Virtually all participants attending the roundtable, conducted during the Association of Superannuation Funds of Australia (ASFA) conference in Perth and sponsored by Metlife, agreed that leaving SMSFs separated from other funds and under the oversight of the Australian Taxation Office was inappropriate.

ASFA chief executive Pauline Vamos set the tone by saying the entire system for regulating superannuation funds needed to be reviewed.

"And the reason I say that is that regulation is not so much about rules any more, its about managing risk," she said.

"And when you are a regulator you need to be able to understand systemic risk, environmental risk and operational risk and you need to be able to assess it across the whole industry," Vamos said. "And with such a big proportion of the money held in SMSFs you're just not going to get a good risk profile of the industry."

She said that that factor alone was enough reason to bring regulation of superannuation under one body.
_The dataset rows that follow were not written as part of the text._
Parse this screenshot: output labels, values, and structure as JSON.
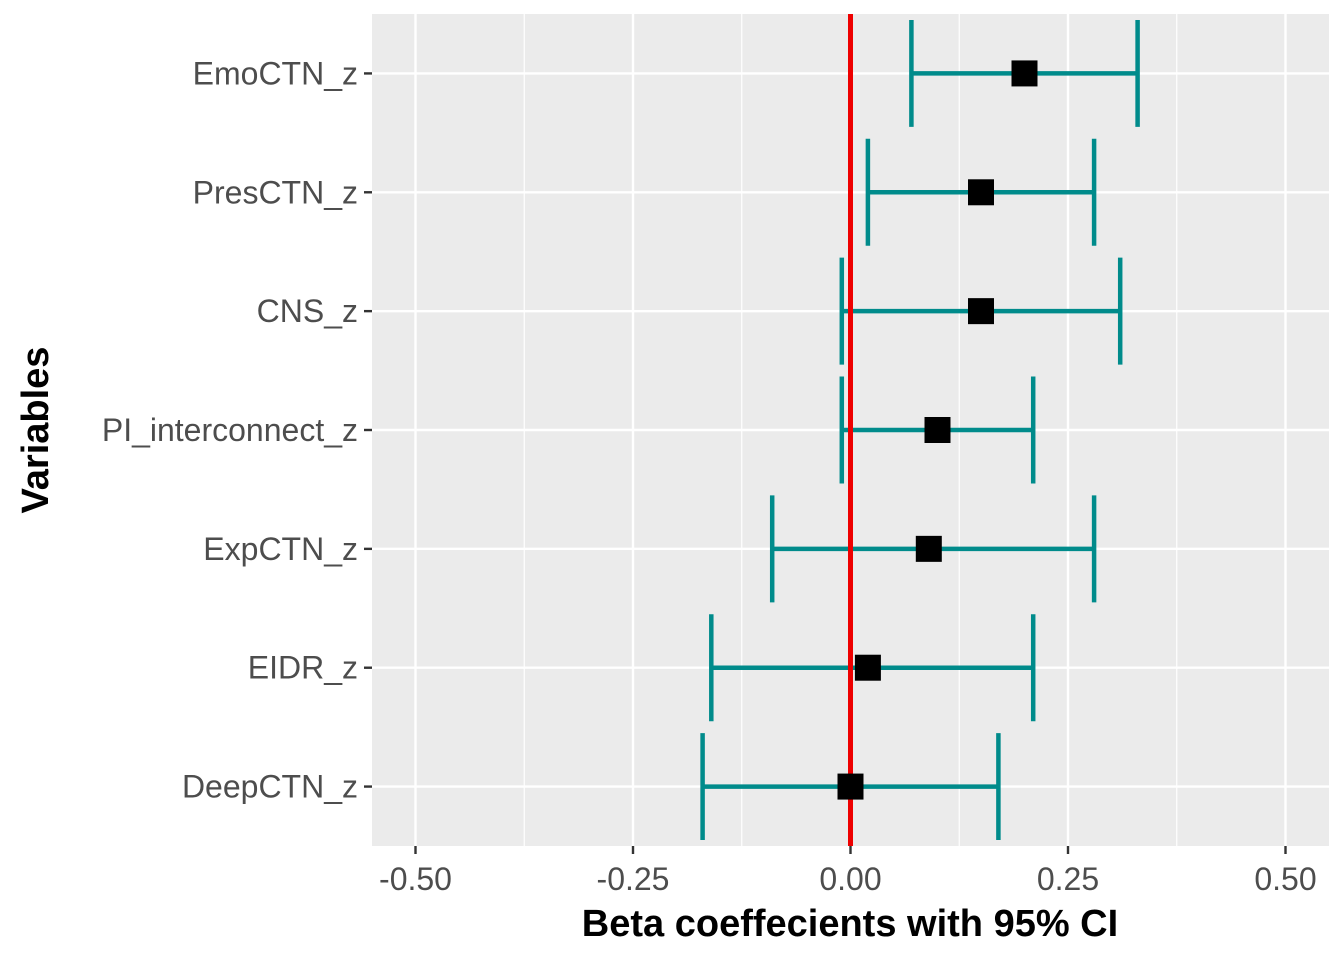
{
  "chart_data": {
    "type": "scatter",
    "subtype": "forest-plot",
    "xlabel": "Beta coeffecients with 95% CI",
    "ylabel": "Variables",
    "xlim": [
      -0.55,
      0.55
    ],
    "xticks": [
      -0.5,
      -0.25,
      0.0,
      0.25,
      0.5
    ],
    "xtick_labels": [
      "-0.50",
      "-0.25",
      "0.00",
      "0.25",
      "0.50"
    ],
    "reference_line": 0.0,
    "grid": true,
    "legend": "none",
    "colors": {
      "panel": "#ebebeb",
      "grid": "#ffffff",
      "errorbar": "#008b8b",
      "point": "#000000",
      "reference_line": "#ee0000"
    },
    "categories": [
      "EmoCTN_z",
      "PresCTN_z",
      "CNS_z",
      "PI_interconnect_z",
      "ExpCTN_z",
      "EIDR_z",
      "DeepCTN_z"
    ],
    "estimates": [
      0.2,
      0.15,
      0.15,
      0.1,
      0.09,
      0.02,
      0.0
    ],
    "ci_lower": [
      0.07,
      0.02,
      -0.01,
      -0.01,
      -0.09,
      -0.16,
      -0.17
    ],
    "ci_upper": [
      0.33,
      0.28,
      0.31,
      0.21,
      0.28,
      0.21,
      0.17
    ]
  }
}
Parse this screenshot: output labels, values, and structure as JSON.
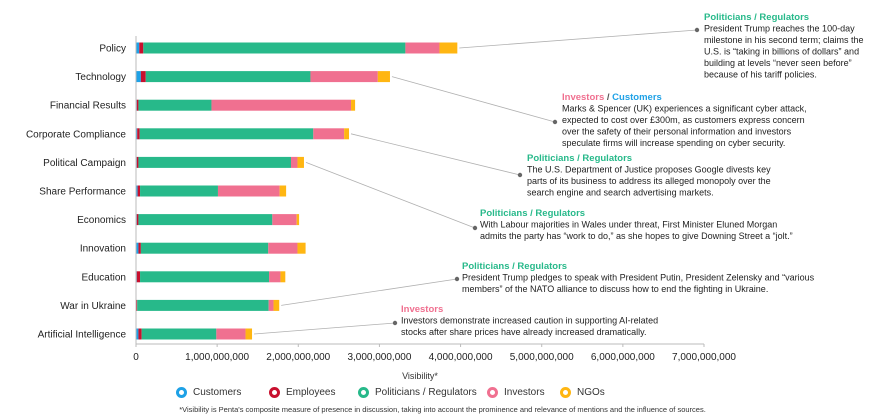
{
  "chart_data": {
    "type": "bar",
    "orientation": "horizontal",
    "stacked": true,
    "categories": [
      "Policy",
      "Technology",
      "Financial Results",
      "Corporate Compliance",
      "Political Campaign",
      "Share Performance",
      "Economics",
      "Innovation",
      "Education",
      "War in Ukraine",
      "Artificial Intelligence"
    ],
    "series": [
      {
        "name": "Customers",
        "color": "#1ea1e6",
        "values": [
          40000000,
          60000000,
          10000000,
          15000000,
          10000000,
          20000000,
          10000000,
          30000000,
          10000000,
          5000000,
          30000000
        ]
      },
      {
        "name": "Employees",
        "color": "#c8102e",
        "values": [
          50000000,
          60000000,
          20000000,
          30000000,
          20000000,
          30000000,
          20000000,
          30000000,
          40000000,
          10000000,
          40000000
        ]
      },
      {
        "name": "Politicians / Regulators",
        "color": "#27b98a",
        "values": [
          3230000000,
          2030000000,
          900000000,
          2140000000,
          1880000000,
          960000000,
          1650000000,
          1570000000,
          1590000000,
          1620000000,
          920000000
        ]
      },
      {
        "name": "Investors",
        "color": "#f07090",
        "values": [
          420000000,
          830000000,
          1720000000,
          380000000,
          80000000,
          760000000,
          300000000,
          360000000,
          140000000,
          60000000,
          360000000
        ]
      },
      {
        "name": "NGOs",
        "color": "#ffb612",
        "values": [
          220000000,
          150000000,
          50000000,
          60000000,
          80000000,
          80000000,
          30000000,
          100000000,
          60000000,
          70000000,
          80000000
        ]
      }
    ],
    "xlabel": "Visibility*",
    "xlim": [
      0,
      7000000000
    ],
    "xticks": [
      0,
      1000000000,
      2000000000,
      3000000000,
      4000000000,
      5000000000,
      6000000000,
      7000000000
    ],
    "xtick_labels": [
      "0",
      "1,000,000,000",
      "2,000,000,000",
      "3,000,000,000",
      "4,000,000,000",
      "5,000,000,000",
      "6,000,000,000",
      "7,000,000,000"
    ],
    "grid": false,
    "legend_position": "bottom"
  },
  "annotations": [
    {
      "title": "Politicians / Regulators",
      "title_color": "#27b98a",
      "text": [
        "President Trump reaches the 100-day",
        "milestone in his second term; claims the",
        "U.S. is “taking in billions of dollars” and",
        "building at levels “never seen before”",
        "because of his tariff policies."
      ],
      "category": "Policy"
    },
    {
      "title_parts": [
        {
          "t": "Investors",
          "c": "#f07090"
        },
        {
          "t": " / ",
          "c": "#555555"
        },
        {
          "t": "Customers",
          "c": "#1ea1e6"
        }
      ],
      "text": [
        "Marks & Spencer (UK) experiences a significant cyber attack,",
        "expected to cost over £300m, as customers express concern",
        "over the safety of their personal information and investors",
        "speculate firms will increase spending on cyber security."
      ],
      "category": "Technology"
    },
    {
      "title": "Politicians / Regulators",
      "title_color": "#27b98a",
      "text": [
        "The U.S. Department of Justice proposes Google divests key",
        "parts of its business to address its alleged monopoly over the",
        "search engine and search advertising markets."
      ],
      "category": "Corporate Compliance"
    },
    {
      "title": "Politicians / Regulators",
      "title_color": "#27b98a",
      "text": [
        "With Labour majorities in Wales under threat, First Minister Eluned Morgan",
        "admits the party has “work to do,” as she hopes to give Downing Street a “jolt.”"
      ],
      "category": "Political Campaign"
    },
    {
      "title": "Politicians / Regulators",
      "title_color": "#27b98a",
      "text": [
        "President Trump pledges to speak with President Putin, President Zelensky and “various",
        "members” of the NATO alliance to discuss how to end the fighting in Ukraine."
      ],
      "category": "War in Ukraine"
    },
    {
      "title": "Investors",
      "title_color": "#f07090",
      "text": [
        "Investors demonstrate increased caution in supporting AI-related",
        "stocks after share prices have already increased dramatically."
      ],
      "category": "Artificial Intelligence"
    }
  ],
  "legend": [
    {
      "label": "Customers",
      "color": "#1ea1e6"
    },
    {
      "label": "Employees",
      "color": "#c8102e"
    },
    {
      "label": "Politicians / Regulators",
      "color": "#27b98a"
    },
    {
      "label": "Investors",
      "color": "#f07090"
    },
    {
      "label": "NGOs",
      "color": "#ffb612"
    }
  ],
  "footnote": "*Visibility is Penta's composite measure of presence in discussion, taking into account the prominence and relevance of mentions and the influence of sources."
}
The director of NGS Super, Jeff Newcombe, agreed with Vamos and said that if the regulatory oversight of superannuation flowed within one organisation there would be more consistency and better levels of compliance.

Deloitte partner Russell Mason said he had believed for many years that all superannuation funds should be regulated by one regulator and that the most appropriate body to undertake that task was APRA.

"They (APRA) have the experience while the ATO is a collector of revenue," he said.